DIGITAL LIBRARY
THE LOGIC IN TEACHING STATISTICAL INFERENCE
1 Catholic University of Murcia (SPAIN)
2 Universidad de Alcala (SPAIN)
About this paper:
Appears in: INTED2026 Proceedings
Publication year: 2026
Article: 2390
ISBN: 978-84-09-82385-7
ISSN: 2340-1079
doi: 10.21125/inted.2026.2390
Conference name: 20th International Technology, Education and Development Conference
Dates: 2-4 March, 2026
Location: Valencia, Spain
Abstract:
A large proportion of researchers in fields such as medicine, biology, and sociology commit basic errors in statistical interpretation throughout their professional careers. This problem largely originates from deficient statistical teaching, common even in developed countries, where a high percentage of university professors who use the p-value are unaware of what it actually measures. We propose that the solution lies in shifting the focus from mathematical complexity and formulas towards the basic logic that governs statistical inference.

Statistical inference is based on a logical mechanism identical to the one people constantly and correctly use in their daily lives. Understanding the fundamental concepts requires no mathematical knowledge:
1. The p-Value: Far from being a complex mathematical index, the p-value is simply a relative frequency (proportion) that indicates the probability of obtaining a specific result (or a more extreme one) if the null hypothesis were true in the population. Statistical logic consists of rejecting a hypothesis if the result is hardly compatible with it. This reasoning is identical to deciding on guilt: the presence of the accused on another continent makes the data incompatible with the hypothesis of guilt, which is then rejected. The p-value simply quantifies this degree of incompatibility.

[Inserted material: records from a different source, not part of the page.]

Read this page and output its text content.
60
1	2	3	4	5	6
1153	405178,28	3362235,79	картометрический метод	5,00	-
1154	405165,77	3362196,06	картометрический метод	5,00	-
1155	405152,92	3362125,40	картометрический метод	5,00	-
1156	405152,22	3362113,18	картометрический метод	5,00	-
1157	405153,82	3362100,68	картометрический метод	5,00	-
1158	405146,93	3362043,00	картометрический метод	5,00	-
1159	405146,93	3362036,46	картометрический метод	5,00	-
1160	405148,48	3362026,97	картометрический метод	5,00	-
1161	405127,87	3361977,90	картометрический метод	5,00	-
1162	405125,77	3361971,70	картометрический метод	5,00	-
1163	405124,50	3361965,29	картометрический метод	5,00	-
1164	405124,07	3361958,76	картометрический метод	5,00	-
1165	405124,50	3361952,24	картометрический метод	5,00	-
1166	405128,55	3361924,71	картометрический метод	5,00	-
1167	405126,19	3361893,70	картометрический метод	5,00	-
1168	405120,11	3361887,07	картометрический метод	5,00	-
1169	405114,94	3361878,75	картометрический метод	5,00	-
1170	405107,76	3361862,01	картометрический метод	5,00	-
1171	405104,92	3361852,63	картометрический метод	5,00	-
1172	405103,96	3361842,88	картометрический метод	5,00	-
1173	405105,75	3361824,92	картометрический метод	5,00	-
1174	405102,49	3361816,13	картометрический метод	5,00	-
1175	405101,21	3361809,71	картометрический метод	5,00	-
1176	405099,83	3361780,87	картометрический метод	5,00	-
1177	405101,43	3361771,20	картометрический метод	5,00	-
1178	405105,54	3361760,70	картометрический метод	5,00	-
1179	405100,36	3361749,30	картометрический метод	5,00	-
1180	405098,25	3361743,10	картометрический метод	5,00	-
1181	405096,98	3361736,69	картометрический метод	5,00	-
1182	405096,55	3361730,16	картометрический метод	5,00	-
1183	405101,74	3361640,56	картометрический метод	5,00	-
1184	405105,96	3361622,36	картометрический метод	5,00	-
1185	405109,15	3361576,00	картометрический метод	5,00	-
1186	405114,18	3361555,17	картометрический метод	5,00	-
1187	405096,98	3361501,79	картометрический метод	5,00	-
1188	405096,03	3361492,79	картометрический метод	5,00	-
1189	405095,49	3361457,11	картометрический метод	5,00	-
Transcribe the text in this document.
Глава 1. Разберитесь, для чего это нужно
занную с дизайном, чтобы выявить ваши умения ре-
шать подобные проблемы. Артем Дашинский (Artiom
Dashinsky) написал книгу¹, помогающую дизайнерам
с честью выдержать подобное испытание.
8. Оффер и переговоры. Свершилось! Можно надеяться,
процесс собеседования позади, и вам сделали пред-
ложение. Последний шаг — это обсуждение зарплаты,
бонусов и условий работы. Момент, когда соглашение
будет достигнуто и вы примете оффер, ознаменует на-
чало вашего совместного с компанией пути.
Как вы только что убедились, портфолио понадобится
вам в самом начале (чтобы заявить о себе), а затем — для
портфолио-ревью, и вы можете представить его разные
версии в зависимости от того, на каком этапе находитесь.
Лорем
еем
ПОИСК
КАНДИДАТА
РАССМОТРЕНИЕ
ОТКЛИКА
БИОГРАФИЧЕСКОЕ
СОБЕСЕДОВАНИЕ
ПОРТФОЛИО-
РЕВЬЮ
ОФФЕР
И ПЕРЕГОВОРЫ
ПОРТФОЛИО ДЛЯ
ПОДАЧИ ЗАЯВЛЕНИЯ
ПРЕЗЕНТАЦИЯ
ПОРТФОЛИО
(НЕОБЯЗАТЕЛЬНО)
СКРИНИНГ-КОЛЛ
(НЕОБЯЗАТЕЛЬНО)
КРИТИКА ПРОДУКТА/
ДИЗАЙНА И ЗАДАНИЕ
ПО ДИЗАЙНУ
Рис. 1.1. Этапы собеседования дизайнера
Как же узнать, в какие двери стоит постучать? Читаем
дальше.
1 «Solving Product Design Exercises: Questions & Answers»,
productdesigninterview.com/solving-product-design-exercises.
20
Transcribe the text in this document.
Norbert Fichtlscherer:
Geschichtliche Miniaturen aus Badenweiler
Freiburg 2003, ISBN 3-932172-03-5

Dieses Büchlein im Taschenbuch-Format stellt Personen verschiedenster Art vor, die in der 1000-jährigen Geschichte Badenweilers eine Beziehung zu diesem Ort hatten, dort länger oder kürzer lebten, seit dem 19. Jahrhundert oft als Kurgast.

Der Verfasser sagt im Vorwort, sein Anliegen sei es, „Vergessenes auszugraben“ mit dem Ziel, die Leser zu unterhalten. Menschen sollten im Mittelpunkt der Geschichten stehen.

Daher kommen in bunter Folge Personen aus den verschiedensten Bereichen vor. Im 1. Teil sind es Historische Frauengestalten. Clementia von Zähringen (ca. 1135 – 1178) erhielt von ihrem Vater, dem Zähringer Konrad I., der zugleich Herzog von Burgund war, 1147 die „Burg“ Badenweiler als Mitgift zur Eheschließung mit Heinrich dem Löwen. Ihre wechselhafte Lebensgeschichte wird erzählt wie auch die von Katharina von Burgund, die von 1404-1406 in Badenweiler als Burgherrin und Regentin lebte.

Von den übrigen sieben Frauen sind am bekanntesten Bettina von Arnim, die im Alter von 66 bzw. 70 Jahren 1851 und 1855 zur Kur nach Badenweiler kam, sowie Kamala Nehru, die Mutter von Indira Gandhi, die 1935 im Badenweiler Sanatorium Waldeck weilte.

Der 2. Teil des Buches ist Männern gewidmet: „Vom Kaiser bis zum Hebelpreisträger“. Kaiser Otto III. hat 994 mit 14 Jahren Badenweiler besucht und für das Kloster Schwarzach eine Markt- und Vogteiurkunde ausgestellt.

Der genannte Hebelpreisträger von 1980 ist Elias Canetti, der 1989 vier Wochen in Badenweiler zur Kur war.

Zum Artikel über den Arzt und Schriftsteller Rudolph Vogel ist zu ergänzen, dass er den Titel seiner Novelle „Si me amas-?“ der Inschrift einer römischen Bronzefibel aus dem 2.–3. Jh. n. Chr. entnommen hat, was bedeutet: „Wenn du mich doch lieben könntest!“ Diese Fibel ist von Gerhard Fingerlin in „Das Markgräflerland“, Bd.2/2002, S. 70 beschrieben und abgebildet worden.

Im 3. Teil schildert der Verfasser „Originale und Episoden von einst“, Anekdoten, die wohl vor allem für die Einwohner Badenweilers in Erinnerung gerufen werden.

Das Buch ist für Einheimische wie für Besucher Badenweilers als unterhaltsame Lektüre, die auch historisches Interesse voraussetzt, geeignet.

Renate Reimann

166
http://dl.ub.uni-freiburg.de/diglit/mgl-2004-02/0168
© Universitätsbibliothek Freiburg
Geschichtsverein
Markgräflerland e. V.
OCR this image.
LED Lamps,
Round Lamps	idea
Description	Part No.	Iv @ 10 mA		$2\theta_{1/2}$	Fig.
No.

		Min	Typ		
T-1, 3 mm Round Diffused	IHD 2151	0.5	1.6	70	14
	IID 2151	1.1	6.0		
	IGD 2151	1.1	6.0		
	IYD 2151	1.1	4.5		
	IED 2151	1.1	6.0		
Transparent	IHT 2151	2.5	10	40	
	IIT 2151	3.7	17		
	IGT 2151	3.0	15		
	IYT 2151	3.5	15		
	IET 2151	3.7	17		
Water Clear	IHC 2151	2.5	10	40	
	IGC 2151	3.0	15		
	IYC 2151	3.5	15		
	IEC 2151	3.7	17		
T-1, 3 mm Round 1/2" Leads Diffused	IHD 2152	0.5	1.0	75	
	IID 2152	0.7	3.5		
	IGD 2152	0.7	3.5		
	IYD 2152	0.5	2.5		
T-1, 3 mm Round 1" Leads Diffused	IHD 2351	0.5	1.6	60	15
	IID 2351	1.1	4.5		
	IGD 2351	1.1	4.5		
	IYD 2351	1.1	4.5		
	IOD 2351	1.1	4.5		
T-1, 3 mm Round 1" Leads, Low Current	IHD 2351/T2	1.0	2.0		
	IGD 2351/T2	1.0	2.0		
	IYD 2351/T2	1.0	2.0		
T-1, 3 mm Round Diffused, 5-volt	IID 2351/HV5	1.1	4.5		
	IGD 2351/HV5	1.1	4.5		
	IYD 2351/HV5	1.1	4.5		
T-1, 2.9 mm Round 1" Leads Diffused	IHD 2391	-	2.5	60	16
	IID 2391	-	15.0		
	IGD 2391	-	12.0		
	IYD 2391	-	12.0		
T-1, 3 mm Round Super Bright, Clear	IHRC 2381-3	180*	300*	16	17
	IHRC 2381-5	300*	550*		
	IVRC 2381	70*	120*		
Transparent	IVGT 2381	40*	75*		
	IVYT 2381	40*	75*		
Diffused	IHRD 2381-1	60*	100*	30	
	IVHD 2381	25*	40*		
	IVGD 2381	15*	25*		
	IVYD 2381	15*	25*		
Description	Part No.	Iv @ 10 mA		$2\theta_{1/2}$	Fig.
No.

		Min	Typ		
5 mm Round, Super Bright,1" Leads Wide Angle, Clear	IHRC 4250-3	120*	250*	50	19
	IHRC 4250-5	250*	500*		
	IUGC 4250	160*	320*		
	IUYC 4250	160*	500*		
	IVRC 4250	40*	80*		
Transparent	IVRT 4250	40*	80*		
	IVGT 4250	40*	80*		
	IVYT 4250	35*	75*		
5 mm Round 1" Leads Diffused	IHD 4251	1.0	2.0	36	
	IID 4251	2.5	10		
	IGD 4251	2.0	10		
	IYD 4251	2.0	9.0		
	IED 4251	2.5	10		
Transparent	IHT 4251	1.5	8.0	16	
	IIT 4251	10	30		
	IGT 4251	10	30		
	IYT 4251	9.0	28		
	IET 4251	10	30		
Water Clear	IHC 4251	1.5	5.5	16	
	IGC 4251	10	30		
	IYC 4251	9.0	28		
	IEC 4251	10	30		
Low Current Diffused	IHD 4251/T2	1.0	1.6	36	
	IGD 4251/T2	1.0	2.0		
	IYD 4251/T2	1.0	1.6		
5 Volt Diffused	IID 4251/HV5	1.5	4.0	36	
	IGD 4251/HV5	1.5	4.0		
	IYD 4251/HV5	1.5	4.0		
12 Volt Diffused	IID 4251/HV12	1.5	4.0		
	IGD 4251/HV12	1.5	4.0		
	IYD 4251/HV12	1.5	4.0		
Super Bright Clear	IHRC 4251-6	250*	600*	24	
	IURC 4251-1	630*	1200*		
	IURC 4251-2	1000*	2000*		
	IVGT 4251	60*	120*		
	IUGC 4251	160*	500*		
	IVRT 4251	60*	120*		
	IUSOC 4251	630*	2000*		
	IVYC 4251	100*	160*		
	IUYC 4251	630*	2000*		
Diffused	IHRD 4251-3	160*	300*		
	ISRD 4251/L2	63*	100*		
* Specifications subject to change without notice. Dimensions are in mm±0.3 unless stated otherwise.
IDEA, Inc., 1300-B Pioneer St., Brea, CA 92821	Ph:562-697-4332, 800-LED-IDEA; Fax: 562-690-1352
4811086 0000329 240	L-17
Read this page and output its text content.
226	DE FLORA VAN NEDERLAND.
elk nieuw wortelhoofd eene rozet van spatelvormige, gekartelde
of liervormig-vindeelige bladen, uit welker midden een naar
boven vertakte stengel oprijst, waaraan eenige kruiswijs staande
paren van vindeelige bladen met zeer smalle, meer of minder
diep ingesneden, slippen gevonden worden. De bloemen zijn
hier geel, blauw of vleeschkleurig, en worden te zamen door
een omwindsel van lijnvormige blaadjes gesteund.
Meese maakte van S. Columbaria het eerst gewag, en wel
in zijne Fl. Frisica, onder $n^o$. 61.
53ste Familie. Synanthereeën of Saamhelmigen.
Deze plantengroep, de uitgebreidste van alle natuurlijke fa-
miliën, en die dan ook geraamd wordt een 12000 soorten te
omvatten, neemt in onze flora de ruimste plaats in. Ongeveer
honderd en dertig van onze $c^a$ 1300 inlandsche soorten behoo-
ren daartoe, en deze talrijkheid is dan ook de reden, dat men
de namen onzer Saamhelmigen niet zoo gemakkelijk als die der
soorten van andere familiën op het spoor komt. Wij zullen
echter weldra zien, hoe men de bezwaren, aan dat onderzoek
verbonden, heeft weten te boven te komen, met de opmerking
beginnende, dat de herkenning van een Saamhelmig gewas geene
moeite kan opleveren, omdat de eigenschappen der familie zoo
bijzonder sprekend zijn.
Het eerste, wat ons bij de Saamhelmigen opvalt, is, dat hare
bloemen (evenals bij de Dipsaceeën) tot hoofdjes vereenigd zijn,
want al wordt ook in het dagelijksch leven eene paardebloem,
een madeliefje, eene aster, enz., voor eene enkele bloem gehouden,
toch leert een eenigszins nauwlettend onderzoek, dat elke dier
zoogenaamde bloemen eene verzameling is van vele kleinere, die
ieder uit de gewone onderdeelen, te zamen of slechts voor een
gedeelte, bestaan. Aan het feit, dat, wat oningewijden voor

2. The Logical Error of Conclusion: The most serious and frequent error is assuming that a hypothesis is true because insufficient evidence was found to reject it. A large p-value indicates that the result is compatible with the null hypothesis, accepting it as possible, but not as certain. If one starts from the hypothesis that a hidden animal is a tiger and it is known to have four legs, it can be concluded that it might be a tiger, but also any quadruped. In a clinical trial, a large p-value only demonstrates that a new drug has not been proven to be better than the old one, and prematurely affirming that it is useless can lead to the abandonment of potentially beneficial research.
3. Sample Size: The calculation of sample size is surrounded by the myth of the existence of an "adequate" or "correct" size justified by a formula. However, just as there is no "adequate" amount of money when buying a bicycle, there is no single sample size for research. Formulas depend on flexible parameters and can yield almost any size value using reasonable parameter values. The logical approach is for the researcher to choose a size that fits their resources, knowing that the larger the size, the greater the probability of finding a smaller p-value. Formulas can be more useful for detecting insufficient or unnecessarily large sizes.

The complexity of statistical inference is neither intellectual nor mathematical; rather, it lies in the lack of pedagogical clarity. If it is taught that the p-value is a proportion that quantifies the incompatibility of the data with the null hypothesis, that its logic is the same as that used in everyday judgments (like an alibi), and that there is no unique sample size just as there are no unique quantities in other aspects of common life, false conclusions would be avoided, and fruitful and effective research would be promoted.
Keywords:
Education, statistical inference, p-value, sample size.